The final 2013 Medicare physician fee schedule rule has more than 1,300 pages, and some of the information contained in the rule is vital for AAFP members. To help busy family physicians, the AAFP has put together a summary(16 page PDF) that explains how various components of the 2013 fee schedule are likely to affect primary care and family medicine.
The summary addresses a variety of issues in the CMS final 2013 Medicare physician fee schedule, including the conversion factor for 2013, changes in relative value units, misvalued codes, geographic practice cost indices, telehealth services, primary care and care coordination, new preventive service G-codes, durable medical equipment (DME), and several CMS initiatives.
According to the summary, the 2012 physician fee schedule conversion factor is $34.04. Any payment increases in the fee schedule, however, will occur only if Congress blocks a 26.5 percent payment reduction scheduled to take effect on Jan. 1 as a result of the sustainable growth rate (SGR) formula. If Congress does not take action, the 2013 conversion factor will be $25, according to the summary.

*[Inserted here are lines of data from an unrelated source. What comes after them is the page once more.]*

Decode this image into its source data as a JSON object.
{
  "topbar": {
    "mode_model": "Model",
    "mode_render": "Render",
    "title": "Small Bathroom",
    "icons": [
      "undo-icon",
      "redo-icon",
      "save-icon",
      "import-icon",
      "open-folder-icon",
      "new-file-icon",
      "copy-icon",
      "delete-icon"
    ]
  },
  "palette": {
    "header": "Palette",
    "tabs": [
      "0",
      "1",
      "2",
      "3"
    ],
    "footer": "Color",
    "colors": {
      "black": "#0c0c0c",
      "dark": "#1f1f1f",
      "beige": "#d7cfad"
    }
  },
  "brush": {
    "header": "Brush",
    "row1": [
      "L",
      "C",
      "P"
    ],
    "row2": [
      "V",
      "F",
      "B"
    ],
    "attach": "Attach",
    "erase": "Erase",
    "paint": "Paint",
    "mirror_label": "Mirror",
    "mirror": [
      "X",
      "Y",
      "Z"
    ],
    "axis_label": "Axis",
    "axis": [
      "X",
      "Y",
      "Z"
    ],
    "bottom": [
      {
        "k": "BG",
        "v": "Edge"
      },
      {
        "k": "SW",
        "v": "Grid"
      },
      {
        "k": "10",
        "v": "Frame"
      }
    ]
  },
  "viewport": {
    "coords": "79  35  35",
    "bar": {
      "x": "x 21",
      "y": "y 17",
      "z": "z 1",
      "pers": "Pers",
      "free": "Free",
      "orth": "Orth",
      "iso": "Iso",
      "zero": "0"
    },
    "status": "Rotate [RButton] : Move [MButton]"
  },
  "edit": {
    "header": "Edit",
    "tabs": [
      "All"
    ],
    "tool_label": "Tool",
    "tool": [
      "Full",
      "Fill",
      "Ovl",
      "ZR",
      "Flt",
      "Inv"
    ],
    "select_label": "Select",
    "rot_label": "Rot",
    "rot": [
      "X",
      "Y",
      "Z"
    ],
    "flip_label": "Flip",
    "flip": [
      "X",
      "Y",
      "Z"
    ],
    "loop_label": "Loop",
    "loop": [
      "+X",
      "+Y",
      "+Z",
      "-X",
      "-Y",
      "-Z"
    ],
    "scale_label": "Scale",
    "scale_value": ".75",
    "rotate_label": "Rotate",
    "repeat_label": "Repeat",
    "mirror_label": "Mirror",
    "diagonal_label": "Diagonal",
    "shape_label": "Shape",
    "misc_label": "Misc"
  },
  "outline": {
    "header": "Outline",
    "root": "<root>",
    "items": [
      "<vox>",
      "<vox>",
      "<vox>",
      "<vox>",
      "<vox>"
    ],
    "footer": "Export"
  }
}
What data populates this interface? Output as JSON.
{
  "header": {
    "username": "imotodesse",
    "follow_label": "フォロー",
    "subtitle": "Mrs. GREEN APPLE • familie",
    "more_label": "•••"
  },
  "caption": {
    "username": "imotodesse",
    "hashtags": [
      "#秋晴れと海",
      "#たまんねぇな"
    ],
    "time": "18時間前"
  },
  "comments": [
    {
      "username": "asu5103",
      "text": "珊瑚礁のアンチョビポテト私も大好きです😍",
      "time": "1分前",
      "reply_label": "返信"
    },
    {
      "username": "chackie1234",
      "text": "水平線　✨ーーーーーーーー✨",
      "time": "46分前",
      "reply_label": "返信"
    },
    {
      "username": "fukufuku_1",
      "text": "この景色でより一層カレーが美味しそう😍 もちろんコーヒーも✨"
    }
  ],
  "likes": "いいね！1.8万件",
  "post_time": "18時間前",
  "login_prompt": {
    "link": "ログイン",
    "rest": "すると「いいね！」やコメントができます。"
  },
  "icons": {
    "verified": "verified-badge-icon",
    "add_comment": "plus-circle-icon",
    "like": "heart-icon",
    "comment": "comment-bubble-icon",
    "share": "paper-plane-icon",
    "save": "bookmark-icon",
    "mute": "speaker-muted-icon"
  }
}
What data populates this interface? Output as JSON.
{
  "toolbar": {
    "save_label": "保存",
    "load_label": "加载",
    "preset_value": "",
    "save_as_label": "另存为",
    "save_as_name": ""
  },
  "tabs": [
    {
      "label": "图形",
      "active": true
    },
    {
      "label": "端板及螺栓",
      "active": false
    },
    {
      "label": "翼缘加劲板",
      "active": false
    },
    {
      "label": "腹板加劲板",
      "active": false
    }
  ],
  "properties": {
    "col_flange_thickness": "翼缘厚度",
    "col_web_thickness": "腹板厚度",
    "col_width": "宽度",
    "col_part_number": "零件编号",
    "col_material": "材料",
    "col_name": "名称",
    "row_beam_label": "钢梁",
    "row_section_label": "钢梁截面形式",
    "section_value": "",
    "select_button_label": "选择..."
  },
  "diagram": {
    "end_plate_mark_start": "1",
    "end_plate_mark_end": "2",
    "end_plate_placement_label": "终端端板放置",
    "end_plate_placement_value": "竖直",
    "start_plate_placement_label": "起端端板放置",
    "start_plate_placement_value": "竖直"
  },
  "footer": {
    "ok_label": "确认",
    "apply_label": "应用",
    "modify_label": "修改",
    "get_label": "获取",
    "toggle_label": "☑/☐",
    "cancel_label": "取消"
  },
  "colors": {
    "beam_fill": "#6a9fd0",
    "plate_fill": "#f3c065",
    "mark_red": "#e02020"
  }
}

"The 2013 (fee) schedule once again focuses a bright light on the dysfunctional sustainable growth rate formula on which Medicare payment is based," says the AAFP summary. "It re-emphasizes the imperative that Congress needs to permanently change the basis for calculating Medicare physician payment."
- The AAFP has put together a summary of the 2013 Medicare physician schedule highlighting how various components of the fee schedule will impact primary care and family medicine.
- In the summary, the AAFP points out that any proposed increases will be affected by the sustainable growth rate unless Congress blocks a scheduled pay cut.
- The fee schedule also identifies six additional preventive services that Medicare will now cover for their beneficiaries.
The summary also provides background on various components of the 2013 fee schedule, provides the AAFP's position on that particular part of the fee schedule and then discusses content in the proposed and final CMS regulations. In addressing primary care and care coordination, for example, the summary notes that the AAFP supports CMS's proposal to create a post-discharge, transitional care management (TCM) code as a short-term strategy, but the AAFP urges CMS to restrict use of the (payment) code to the patient's primary care physician. The TCM code is designed to pay physicians for coordinating patient care for the 30 days immediately following a hospital or nursing facility stay.
The AAFP summary also addresses payment for additional preventive services. For example, the Patient Protection and Affordable Care Act (ACA) gives CMS the authority to add coverage of additional preventive services. As a result, CMS now pays for six additional preventive services:
- annual alcohol misuse screening,
- face-to-face behavioral counseling for alcohol misuse,
- annual depression screening,
- behavioral counseling to prevent sexually transmitted infections,
- annual face-to-face intensive behavior therapy for cardiovascular disease and
- face-to-face behavioral counseling for obesity.
Although the AAFP agrees with covering additional preventive services, the Academy questioned some of the payment amounts. CMS also added similar preventive service codes for Medicare telehealth services, according to the summary.
CMS also made some changes regarding DME. The ACA requires physicians to conduct a face-to-face encounter with patients before they certify eligibility for home health services or DME. In the final regulation, CMS proposes that physicians communicate to the DME supplier -- and document that communication -- that the physician, a physician assistant, a nurse practitioner or a clinical nurse specialist had a face-to-face encounter with the beneficiary within a six-month period before the order was written. According to CMS, it is "critical that the face-to-face (encounter) be counted before the item is delivered to the beneficiary's home."
CMS also sought to reduce documentation requirements for DME by allowing the submission of the related portion of the medical record by the physician to suffice to document the face-to-face encounter.
"Documentation of the face-to-face encounter must include an evaluation of the beneficiary, needs assessment for the beneficiary, or treatment of the beneficiary for the medical condition that supports the need for each covered item of DME. A written order is still required for these covered items of DME," says the AAFP summary.
Other notable items in the 2013 Medicare physician fee schedule are:
- CMS will begin gradually phasing in the value-based payment modifier initiative, and will use 2013 data to determine payments for 2015. The value-based modifier will initially apply to groups of physicians with 100 or more eligible professionals. CMS initially proposed applying the modifier to groups of 25 or more providers.
- CMS basically left the Physician Quality Reporting System(www.medicare.gov) intact, although the final rule contains several efforts by the agency to "better align quality reporting requirements across programs to reduce burden and complexity," according to the AAFP summary.
- CMS finalized two additional exemptions for participating in the electronic prescribing incentive program. The two additional exemptions include eligible professionals or group practices that achieve meaningful use during certain prescription adjustment reporting periods and eligible professionals or group practices that demonstrate intent to participate in the electronic health records incentive (EHR) program and adoption of EHR technology.